Rhys used his travel card to buy a television online. When the television was delivered, it did not suit his needs so Rhys returned it to the store and the store processed a credit to his travel card.
The travel card provider did not allow for credits to a travel card unless those credits came from the cardholder’s bank account or an identifiable source. Because the television had been bought from an online retailer, and the credit processed by a physical retailer, the travel card provider did not connect the transactions and identified it as a suspicious transaction, placing a hold on the account. The travel card provider emailed Rhys and asked him to call to discuss the transaction.
Rhys explained that the online retailer and the physical retailer were in fact the same company. The travel card provider’s call centre staff did not have the authority to release the hold, so the hold remained on the account until the suspicious transaction team could review the account again. Rhys was annoyed that the hold could not be lifted immediately, and made a complaint.
Two days later the hold was released, but in the meantime a direct debit payment to Rhys’s energy provider had been dishonoured.
The travel card provider apologised to Rhys and credited $100 to his account. Rhys was not satisfied with the amount of compensation, and referred his complaint to FSCL.
Rhys said it was very inconvenient that he could not use his card for two days. Although he was not overseas, and did have an alternative source of funds, he considered the call centre staff should have accepted his explanation and lifted the hold immediately. In addition, Rhys felt his good reputation with his energy retailer had been tarnished by the dishonoured transaction.
The travel card provider said that its apology and compensation already paid was a reasonable resolution of the complaint.
The travel card provider had good reasons for placing the hold on the account and we thought that the travel card provider’s response was reasonable.
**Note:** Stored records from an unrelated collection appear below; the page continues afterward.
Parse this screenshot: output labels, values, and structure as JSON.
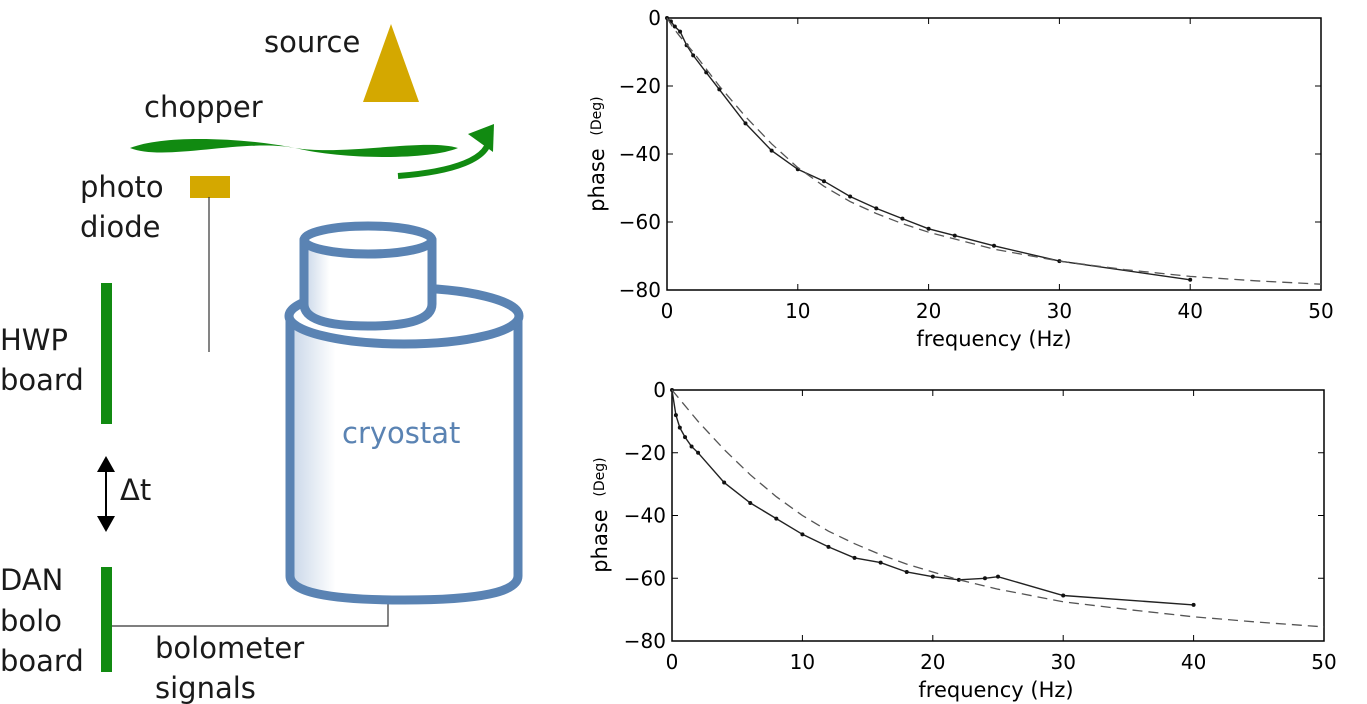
{
  "diagram": {
    "labels": {
      "source": "source",
      "chopper": "chopper",
      "photo_line1": "photo",
      "photo_line2": "diode",
      "hwp_line1": "HWP",
      "hwp_line2": "board",
      "delta_t": "Δt",
      "dan_line1": "DAN",
      "dan_line2": "bolo",
      "dan_line3": "board",
      "bolo_line1": "bolometer",
      "bolo_line2": "signals",
      "cryostat": "cryostat"
    },
    "colors": {
      "source": "#d4a800",
      "photodiode": "#d4a800",
      "chopper": "#118a11",
      "boards": "#118a11",
      "cryostat": "#5a83b3"
    }
  },
  "chart_data": [
    {
      "type": "line",
      "xlabel": "frequency (Hz)",
      "ylabel": "phase",
      "ylabel_unit": "(Deg)",
      "xlim": [
        0,
        50
      ],
      "ylim": [
        -80,
        0
      ],
      "xticks": [
        0,
        10,
        20,
        30,
        40,
        50
      ],
      "yticks": [
        0,
        -20,
        -40,
        -60,
        -80
      ],
      "series": [
        {
          "style": "solid-markers",
          "x": [
            0,
            0.3,
            0.6,
            1,
            1.5,
            2,
            3,
            4,
            6,
            8,
            10,
            12,
            14,
            16,
            18,
            20,
            22,
            25,
            30,
            40
          ],
          "y": [
            0,
            -1,
            -2.5,
            -4,
            -8,
            -11,
            -16,
            -21,
            -31,
            -39,
            -44.5,
            -48,
            -52.5,
            -56,
            -59,
            -62,
            -64,
            -67,
            -71.5,
            -77
          ]
        },
        {
          "style": "dashed",
          "x": [
            0,
            0.5,
            1,
            2,
            3,
            4,
            6,
            8,
            10,
            12,
            14,
            16,
            18,
            20,
            22,
            25,
            30,
            35,
            40,
            45,
            50
          ],
          "y": [
            0,
            -3,
            -5.5,
            -10,
            -15,
            -20,
            -29,
            -37,
            -44,
            -49.5,
            -54,
            -57.5,
            -60.5,
            -63,
            -65,
            -68,
            -71.5,
            -74,
            -76,
            -77.3,
            -78.3
          ]
        }
      ]
    },
    {
      "type": "line",
      "xlabel": "frequency (Hz)",
      "ylabel": "phase",
      "ylabel_unit": "(Deg)",
      "xlim": [
        0,
        50
      ],
      "ylim": [
        -80,
        0
      ],
      "xticks": [
        0,
        10,
        20,
        30,
        40,
        50
      ],
      "yticks": [
        0,
        -20,
        -40,
        -60,
        -80
      ],
      "series": [
        {
          "style": "solid-markers",
          "x": [
            0,
            0.3,
            0.6,
            1,
            1.5,
            2,
            4,
            6,
            8,
            10,
            12,
            14,
            16,
            18,
            20,
            22,
            24,
            25,
            30,
            40
          ],
          "y": [
            0,
            -8,
            -12,
            -15,
            -18,
            -20,
            -29.5,
            -36,
            -41,
            -46,
            -50,
            -53.5,
            -55,
            -58,
            -59.5,
            -60.5,
            -60,
            -59.5,
            -65.5,
            -68.5
          ]
        },
        {
          "style": "dashed",
          "x": [
            0,
            1,
            2,
            4,
            6,
            8,
            10,
            12,
            14,
            16,
            18,
            20,
            22,
            25,
            30,
            35,
            40,
            45,
            50
          ],
          "y": [
            0,
            -5,
            -10,
            -19,
            -27,
            -34,
            -40,
            -45,
            -49,
            -52.5,
            -55.5,
            -58,
            -60.5,
            -63.5,
            -67.5,
            -70,
            -72.3,
            -74,
            -75.5
          ]
        }
      ]
    }
  ]
}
Although it took a couple of days to release the hold, during this time Rhys had access to other money. We agreed it would be embarrassing to have a direct debit transaction declined and suggested the travel card provider could write to Rhys’s energy provider and explain.
The travel card provider declined to write to the energy retailer explaining that the travel card is not intended to be used as a transactional card, in the way a credit card is used. The travel card provider said Rhys should not have used the card to pay for direct debits, so it was not responsible for Rhys’s embarrassment.
When we explained the travel card provider’s response to Rhys, he accepted that there was nothing further we could do and withdrew his complaint.
Insights for consumers
From time to time we all experience inconvenience. Where the inconvenience is minor, there is no expectation that compensation will be paid. However, where there are significant consequences we may require a provider to pay compensation. Determining compensation is a balancing act. In this case, we took into consideration the severity of the consequences and the time the matter was ongoing, and found that the travel card provider’s response was proportionate to the inconvenience caused.